Vos clients sont également ceux qui ont perdu à la bourse, spécialement dans les valeurs de la Tech…

Lucia Silvestri, directrice artistique de la Maison Bulgari et Lisa aka Lalisa Manoban au gala BULGARI EDEN THE GARDEN OF WONDERS à Paris. (Photo par Marc Piasecki/Getty Images for Bvlgari)

Concernant la bourse, nous avons un peu la mémoire courte. Nous sommes effectivement un peu en dessous du pic, mais les cours demeurent deux fois et demie plus haut que ceux enregistrés il y a cinq ans. Quelqu’un qui avait un beau patrimoine il y a six mois en bourse en possède un peu moins, certes, mais il reste deux fois et demie plus élevé qu’il y a cinq ans. Cela veut dire que, concernant le luxe, les ressources potentiellement disponibles sont élevées. L’instabilité boursière dégage des liquidités qui sont investies dans des valeurs plus sûres, dont la haute joaillerie.

Comment alors expliquer cette mauvaise performance du fameux diamant Hope qui devait battre des records aux enchères et qui a été vendu en dessous des estimations?

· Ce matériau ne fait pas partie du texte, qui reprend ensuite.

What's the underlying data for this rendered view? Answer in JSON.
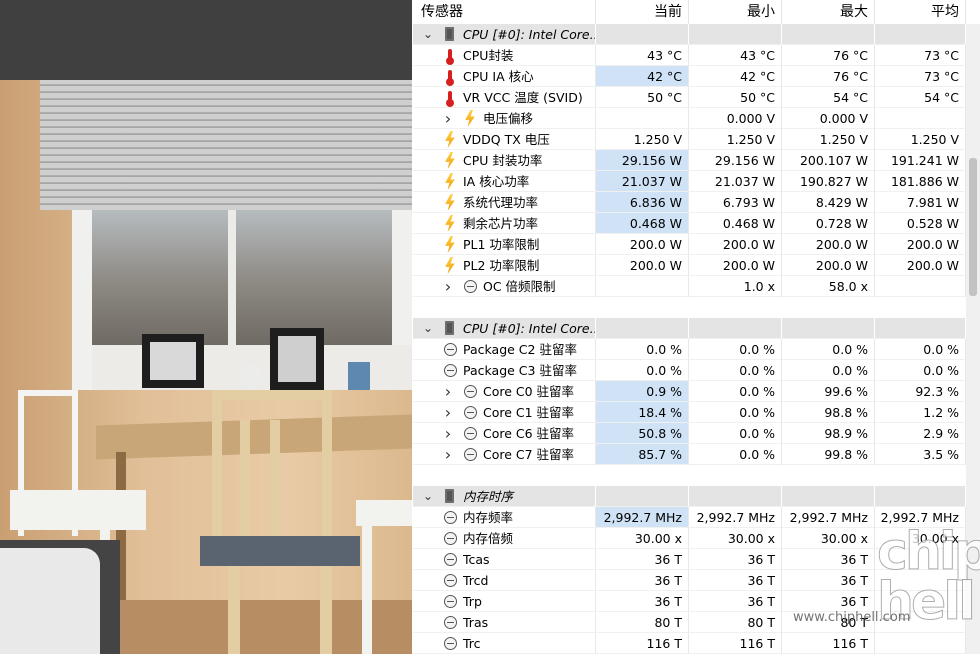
{
  "columns": {
    "sensor": "传感器",
    "current": "当前",
    "min": "最小",
    "max": "最大",
    "avg": "平均"
  },
  "rows": [
    {
      "type": "group",
      "label": "CPU [#0]: Intel Core...",
      "icon": "chip-icon",
      "expander": "expanded"
    },
    {
      "type": "item",
      "label": "CPU封装",
      "icon": "thermometer-icon",
      "cur": "43 °C",
      "min": "43 °C",
      "max": "76 °C",
      "avg": "73 °C"
    },
    {
      "type": "item",
      "label": "CPU IA 核心",
      "icon": "thermometer-icon",
      "cur": "42 °C",
      "min": "42 °C",
      "max": "76 °C",
      "avg": "73 °C",
      "hl": true
    },
    {
      "type": "item",
      "label": "VR VCC 温度 (SVID)",
      "icon": "thermometer-icon",
      "cur": "50 °C",
      "min": "50 °C",
      "max": "54 °C",
      "avg": "54 °C"
    },
    {
      "type": "sub",
      "label": "电压偏移",
      "icon": "bolt-icon",
      "expander": "collapsed",
      "cur": "",
      "min": "0.000 V",
      "max": "0.000 V",
      "avg": ""
    },
    {
      "type": "item",
      "label": "VDDQ TX 电压",
      "icon": "bolt-icon",
      "cur": "1.250 V",
      "min": "1.250 V",
      "max": "1.250 V",
      "avg": "1.250 V"
    },
    {
      "type": "item",
      "label": "CPU 封装功率",
      "icon": "bolt-icon",
      "cur": "29.156 W",
      "min": "29.156 W",
      "max": "200.107 W",
      "avg": "191.241 W",
      "hl": true
    },
    {
      "type": "item",
      "label": "IA 核心功率",
      "icon": "bolt-icon",
      "cur": "21.037 W",
      "min": "21.037 W",
      "max": "190.827 W",
      "avg": "181.886 W",
      "hl": true
    },
    {
      "type": "item",
      "label": "系统代理功率",
      "icon": "bolt-icon",
      "cur": "6.836 W",
      "min": "6.793 W",
      "max": "8.429 W",
      "avg": "7.981 W",
      "hl": true
    },
    {
      "type": "item",
      "label": "剩余芯片功率",
      "icon": "bolt-icon",
      "cur": "0.468 W",
      "min": "0.468 W",
      "max": "0.728 W",
      "avg": "0.528 W",
      "hl": true
    },
    {
      "type": "item",
      "label": "PL1 功率限制",
      "icon": "bolt-icon",
      "cur": "200.0 W",
      "min": "200.0 W",
      "max": "200.0 W",
      "avg": "200.0 W"
    },
    {
      "type": "item",
      "label": "PL2 功率限制",
      "icon": "bolt-icon",
      "cur": "200.0 W",
      "min": "200.0 W",
      "max": "200.0 W",
      "avg": "200.0 W"
    },
    {
      "type": "sub",
      "label": "OC 倍频限制",
      "icon": "clock-icon",
      "expander": "collapsed",
      "cur": "",
      "min": "1.0 x",
      "max": "58.0 x",
      "avg": ""
    },
    {
      "type": "blank"
    },
    {
      "type": "group",
      "label": "CPU [#0]: Intel Core...",
      "icon": "chip-icon",
      "expander": "expanded"
    },
    {
      "type": "item",
      "label": "Package C2 驻留率",
      "icon": "clock-icon",
      "cur": "0.0 %",
      "min": "0.0 %",
      "max": "0.0 %",
      "avg": "0.0 %"
    },
    {
      "type": "item",
      "label": "Package C3 驻留率",
      "icon": "clock-icon",
      "cur": "0.0 %",
      "min": "0.0 %",
      "max": "0.0 %",
      "avg": "0.0 %"
    },
    {
      "type": "sub",
      "label": "Core C0 驻留率",
      "icon": "clock-icon",
      "expander": "collapsed",
      "cur": "0.9 %",
      "min": "0.0 %",
      "max": "99.6 %",
      "avg": "92.3 %",
      "hl": true
    },
    {
      "type": "sub",
      "label": "Core C1 驻留率",
      "icon": "clock-icon",
      "expander": "collapsed",
      "cur": "18.4 %",
      "min": "0.0 %",
      "max": "98.8 %",
      "avg": "1.2 %",
      "hl": true
    },
    {
      "type": "sub",
      "label": "Core C6 驻留率",
      "icon": "clock-icon",
      "expander": "collapsed",
      "cur": "50.8 %",
      "min": "0.0 %",
      "max": "98.9 %",
      "avg": "2.9 %",
      "hl": true
    },
    {
      "type": "sub",
      "label": "Core C7 驻留率",
      "icon": "clock-icon",
      "expander": "collapsed",
      "cur": "85.7 %",
      "min": "0.0 %",
      "max": "99.8 %",
      "avg": "3.5 %",
      "hl": true
    },
    {
      "type": "blank"
    },
    {
      "type": "group",
      "label": "内存时序",
      "icon": "chip-icon",
      "expander": "expanded"
    },
    {
      "type": "item",
      "label": "内存频率",
      "icon": "clock-icon",
      "cur": "2,992.7 MHz",
      "min": "2,992.7 MHz",
      "max": "2,992.7 MHz",
      "avg": "2,992.7 MHz",
      "hl": true
    },
    {
      "type": "item",
      "label": "内存倍频",
      "icon": "clock-icon",
      "cur": "30.00 x",
      "min": "30.00 x",
      "max": "30.00 x",
      "avg": "30.00 x"
    },
    {
      "type": "item",
      "label": "Tcas",
      "icon": "clock-icon",
      "cur": "36 T",
      "min": "36 T",
      "max": "36 T",
      "avg": ""
    },
    {
      "type": "item",
      "label": "Trcd",
      "icon": "clock-icon",
      "cur": "36 T",
      "min": "36 T",
      "max": "36 T",
      "avg": ""
    },
    {
      "type": "item",
      "label": "Trp",
      "icon": "clock-icon",
      "cur": "36 T",
      "min": "36 T",
      "max": "36 T",
      "avg": ""
    },
    {
      "type": "item",
      "label": "Tras",
      "icon": "clock-icon",
      "cur": "80 T",
      "min": "80 T",
      "max": "80 T",
      "avg": ""
    },
    {
      "type": "item",
      "label": "Trc",
      "icon": "clock-icon",
      "cur": "116 T",
      "min": "116 T",
      "max": "116 T",
      "avg": ""
    }
  ],
  "watermark": {
    "logo_line1": "chip",
    "logo_line2": "hell",
    "url": "www.chiphell.com"
  }
}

Je crois qu’aujourd’hui, les gens recherchent moins le «show off», le spectaculaire, mais bien plus la beauté, l’unicité, la garantie de la marque en termes d’éthique et de transparence. Il faut savoir mettre en scène un diamant de 200 carats, pour en faire un objet d’art, au-delà de la pierre. Les gens ne sont plus à la recherche de record, mais d’exception. Et cette dernière est atteinte par l’esthétique et la qualité de la pierre plus que par son caratage. Je ne suis donc pas étonné que de très grosses pierres ne trouvent pas preneur.